Francis Feltman

Personal information
- Born: March 12, 1939 (age 86) Idaho Falls, Idaho, United States

Sport
- Sport: Luge

= Bud Feltman =

American luger (born 1939)

Francis Lloyd Feltman (born March 12, 1939), nicknamed "Bud" or "Buddy", is a former member of the first United States Olympic luge team, which competed in the 1964 Winter Olympic Games in Innsbruck, Austria. Feltman held the U.S. men's luge record until 2002.

Feltman was born and raised in Idaho Falls, Idaho, and attended Idaho Falls High School. He briefly attended college at Utah State University before joining the army.

In the early 1960s, Feltman was a part of the U.S. Army ski team in Germany. During that time, he and a few other Army ski members formed a luge team, coached by Bob Cole. They were the first luge team to represent the United States in the 1964 Winter Olympic Games in Innsbruk, Austria. Feltman was on track to win the bronze medal, but had a disappointing final run and placed 13th.

In 1968, Feltman coached the Canadian luge team for the 1968 Winter Olympics in Grenoble, France.

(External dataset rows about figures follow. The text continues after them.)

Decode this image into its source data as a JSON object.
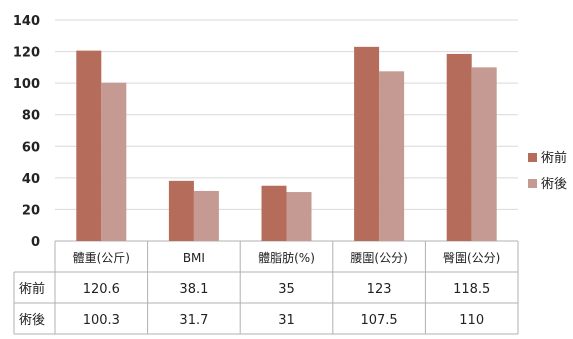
{
  "chart_data": {
    "type": "bar",
    "categories": [
      "體重(公斤)",
      "BMI",
      "體脂肪(%)",
      "腰圍(公分)",
      "臀圍(公分)"
    ],
    "series": [
      {
        "name": "術前",
        "values": [
          120.6,
          38.1,
          35,
          123,
          118.5
        ],
        "color": "#b56c5a",
        "labels": [
          "120.6",
          "38.1",
          "35",
          "123",
          "118.5"
        ]
      },
      {
        "name": "術後",
        "values": [
          100.3,
          31.7,
          31,
          107.5,
          110
        ],
        "color": "#c49a93",
        "labels": [
          "100.3",
          "31.7",
          "31",
          "107.5",
          "110"
        ]
      }
    ],
    "ylim": [
      0,
      140
    ],
    "yticks": [
      "0",
      "20",
      "40",
      "60",
      "80",
      "100",
      "120",
      "140"
    ],
    "grid": true,
    "legend": "right",
    "data_table": true
  }
}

In the 1970s, Feltman helped start Scott USA, later leaving to start Smith USA, a ski goggle and pole company. In 1984, he started a sportswear glasses company called SVSV. Feltman has worked in timeshare and real estate sales since the 1990s. He has also taught skiing at Deer Valley. He has since lived in Newport Beach, California, Kapaa, Hawaii and Park City, Utah. He currently lives in Ecuador. Feltman has three daughters, Tiffany (1969), Shelby (1972) and Miley (1991), and four grandchildren.